Fig. 5. Lamin-A regulates fate by controlling actin nucleator localization.

a, Formin 2 shows a high nuclear:cytoplasmic ratio, which is increased in outer cells following cell internalization. n = 4 for all stages. *P = 0.0286, Mann-Whitney U test. b, Knockdown of Lamin-A by siRNA reduces nuclear:cytoplasmic Formin 2. siRNA was microinjected at the 1-cell stage. Insets show reduced levels of Lamin-A in siRNA. n = 14 for control, n = 10 for Lamin-siRNA. *P = 0.0470, Mann-Whitney U test. c, Treatment with SMIFH2 reduces inner cell F-actin and increases nuclear:cytoplasmic Yap. 16-cell embryos were either treated with DMSO (control) or 250 µM SMIFH2 and immunostained for Yap and with phalloidin. Insets highlight the differences between inner cell cytoplasmic phalloidin intensity and nuclear Yap intensity between control and treated embryos. *P = 0.0364, **P = 0.0024, Mann-Whitney U test. d, e, Emerald-Formin 2 overexpression. Emerald-Formin 2 RNA was microinjected into a single cell of the 2-cell embryo, fixed at the 16-cell stage and immunostained for either Yap or Amot. Injected cells can be identified by Emerald-Formin 2 expression (arrowheads).
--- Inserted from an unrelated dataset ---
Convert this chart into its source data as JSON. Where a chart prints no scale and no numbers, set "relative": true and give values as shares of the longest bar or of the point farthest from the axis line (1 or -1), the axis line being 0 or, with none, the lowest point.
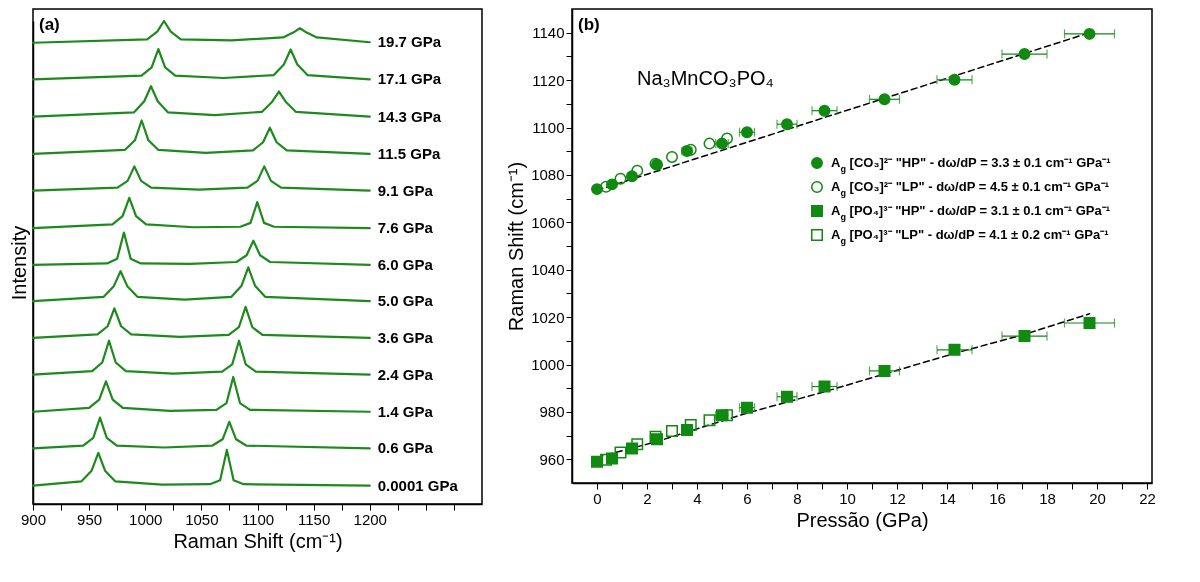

Injected outer cells show increases in cytoplasmic phalloidin, nuclear Yap and cytoplasmic Amot intensities compared to uninjected cells. For panel (d) n = 10 for Emerald-Formin 2 (injected cells), n = 9 for control (uninjected cells). ***P = 0.0006, *P = 0.0244, Mann-Whitney U test. For panel (e) n = 9 for control (uninjected cells), n = 10 for Emerald-Formin 2 (injected cells). **P = 0.0063, *P = 0.0414, Mann-Whitney U test. Fluorescence intensities represent results standardized to DAPI. Bars in dot plots represent median and interquartile range. All statistical tests are two-tailed. Scale bars, 10 µm. Source data are provided as a Source Data file.

Fig. 6. Schematic summary of main results.

Schematic summary shows the main events allowing Lamin-A to link changes in mechanical forces to cell fate in the embryo.